Matthew A. Castle

I am a Senior Lecturer in the Political Science and International Relations Programme at Victoria University of Wellington, New Zealand. 

I research issues in international and comparative political economy, with a particular interest in the politics of trade and trade agreements. My work asks how negotiators make new global rules and institutions, and how these institutions shape domestic politics and international cooperation. In particular, I focus on the shift away from multilateral (World Trade Organization) and towards preferential forms of rule-making such as in Free Trade Agreements (FTAs). What explains this shift in venue, and what are its consequences for global governance at a time of rising powers and the gradual decline of the supremacy of the United States? Why has trade become so political in recent years? How do countries sustain international cooperation over the long-term? 

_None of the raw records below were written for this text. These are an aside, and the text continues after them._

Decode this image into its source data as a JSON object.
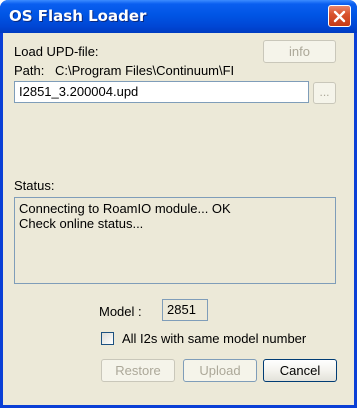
{
  "window": {
    "title": "OS Flash Loader"
  },
  "load_section": {
    "label": "Load UPD-file:",
    "info_button": "info",
    "path_label": "Path:",
    "path_value": "C:\\Program Files\\Continuum\\FI",
    "file_value": "I2851_3.200004.upd",
    "browse_button": "..."
  },
  "status_section": {
    "label": "Status:",
    "lines": [
      "Connecting to RoamIO module... OK",
      "Check online status..."
    ]
  },
  "model": {
    "label": "Model :",
    "value": "2851"
  },
  "checkbox": {
    "label": "All I2s with same model number",
    "checked": false
  },
  "buttons": {
    "restore": "Restore",
    "upload": "Upload",
    "cancel": "Cancel"
  },
  "colors": {
    "titlebar": "#0055e5",
    "window_bg": "#ece9d8",
    "close_button": "#d9542e",
    "disabled_text": "#aca899"
  }
}
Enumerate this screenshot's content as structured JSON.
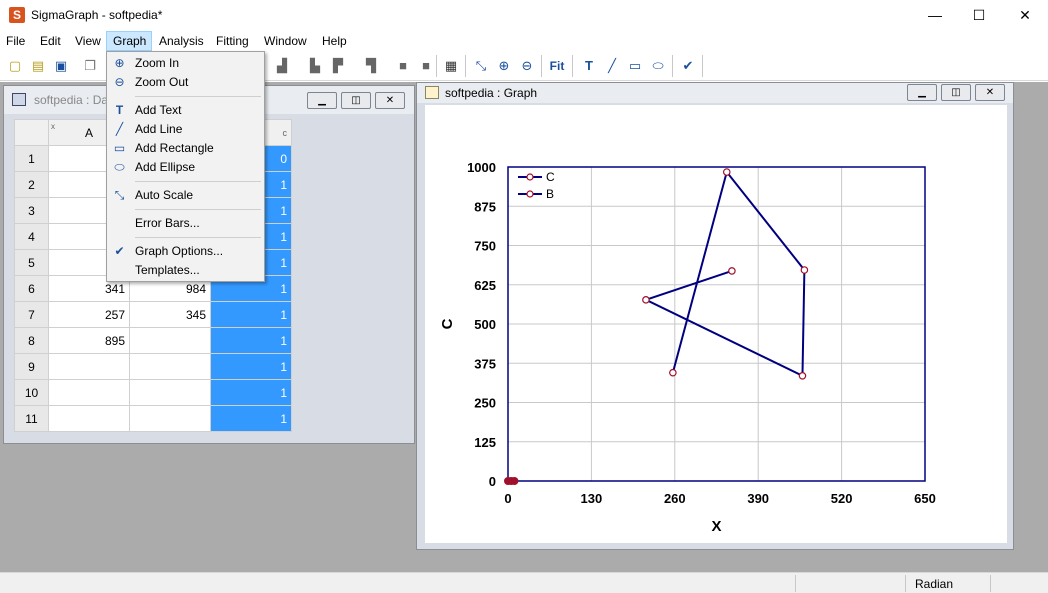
{
  "app": {
    "title": "SigmaGraph - softpedia*",
    "icon_letter": "S"
  },
  "window_controls": {
    "minimize": "—",
    "maximize": "☐",
    "close": "✕"
  },
  "menubar": [
    "File",
    "Edit",
    "View",
    "Graph",
    "Analysis",
    "Fitting",
    "Window",
    "Help"
  ],
  "graph_menu": {
    "items": [
      {
        "label": "Zoom In",
        "icon": "zoom-in-icon"
      },
      {
        "label": "Zoom Out",
        "icon": "zoom-out-icon"
      },
      {
        "label": "Add Text",
        "icon": "text-icon"
      },
      {
        "label": "Add Line",
        "icon": "line-icon"
      },
      {
        "label": "Add Rectangle",
        "icon": "rectangle-icon"
      },
      {
        "label": "Add Ellipse",
        "icon": "ellipse-icon"
      },
      {
        "label": "Auto Scale",
        "icon": "autoscale-icon"
      },
      {
        "label": "Error Bars...",
        "icon": ""
      },
      {
        "label": "Graph Options...",
        "icon": "check-icon"
      },
      {
        "label": "Templates...",
        "icon": ""
      }
    ]
  },
  "data_window": {
    "title": "softpedia : Dat",
    "headers": {
      "corner": "",
      "col_x_tag": "x",
      "col_a": "A",
      "col_c_tag": "c"
    },
    "rows": [
      {
        "n": "1",
        "a": "",
        "b": "",
        "c": "0"
      },
      {
        "n": "2",
        "a": "",
        "b": "",
        "c": "1"
      },
      {
        "n": "3",
        "a": "",
        "b": "",
        "c": "1"
      },
      {
        "n": "4",
        "a": "",
        "b": "",
        "c": "1"
      },
      {
        "n": "5",
        "a": "",
        "b": "",
        "c": "1"
      },
      {
        "n": "6",
        "a": "341",
        "b": "984",
        "c": "1"
      },
      {
        "n": "7",
        "a": "257",
        "b": "345",
        "c": "1"
      },
      {
        "n": "8",
        "a": "895",
        "b": "",
        "c": "1"
      },
      {
        "n": "9",
        "a": "",
        "b": "",
        "c": "1"
      },
      {
        "n": "10",
        "a": "",
        "b": "",
        "c": "1"
      },
      {
        "n": "11",
        "a": "",
        "b": "",
        "c": "1"
      }
    ]
  },
  "graph_window": {
    "title": "softpedia : Graph"
  },
  "statusbar": {
    "mode": "Radian"
  },
  "colors": {
    "series": "#000080",
    "marker": "#a0102a",
    "selection": "#3399ff"
  },
  "chart_data": {
    "type": "line",
    "xlabel": "X",
    "ylabel": "C",
    "xlim": [
      0,
      650
    ],
    "ylim": [
      0,
      1000
    ],
    "xticks": [
      "0",
      "130",
      "260",
      "390",
      "520",
      "650"
    ],
    "yticks": [
      "0",
      "125",
      "250",
      "375",
      "500",
      "625",
      "750",
      "875",
      "1000"
    ],
    "legend": [
      "C",
      "B"
    ],
    "legend_placement": "top-left",
    "grid": true,
    "series": [
      {
        "name": "C",
        "x": [
          257,
          341,
          462,
          459,
          215,
          349
        ],
        "y": [
          345,
          984,
          672,
          335,
          577,
          669
        ]
      },
      {
        "name": "B",
        "x": [
          0,
          5,
          10
        ],
        "y": [
          0,
          0,
          0
        ]
      }
    ]
  }
}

My book project, How does global order change ? Precedent, domestic politics and the evolution of international trade rules from 1950 to 2020 is funded by a Marsden Fast Start grant. Global challenges are prompting states to contest, renegotiate, or modernise international trade rules. Yet by design and happenstance, existing rules and institutions are resistant to change: negotiators design global trade rules to provide a stable and predictable institutional environment, and these rules become ‘sticky’ over time. This project explores this juxtaposition of continuity and change in the global trade regime. How do negotiators successfully promote new norms in the trade regime, in the face of institutional and political constraints on innovation ? I hypothesise that like-minded states cooperate to overcome these constraints. To test this hypothesis, I use quantitative analysis on a database of trade treaties and qualitative evidence from New Zealand. By documenting and explaining normative innovation within the institutional context of the trade regime, I contribute to advancing our understanding of how global order evolves.

Before joining Victoria University of Wellington, I completed my PhD at the Department of Political Science at McGill University, where I was a Fellow in the Centre for International Peace and Security Studies (CIPSS). 

My research appears or is forthcoming in the Review of International Organizations, Conflict Management and Peace Science, Review of International Political Economy (RIPE), International Studies Quarterly, the Review of International Studies, the Journal of European Integration, and in Political Science. I have a book chapter in an edited volume published at Georgetown University Press.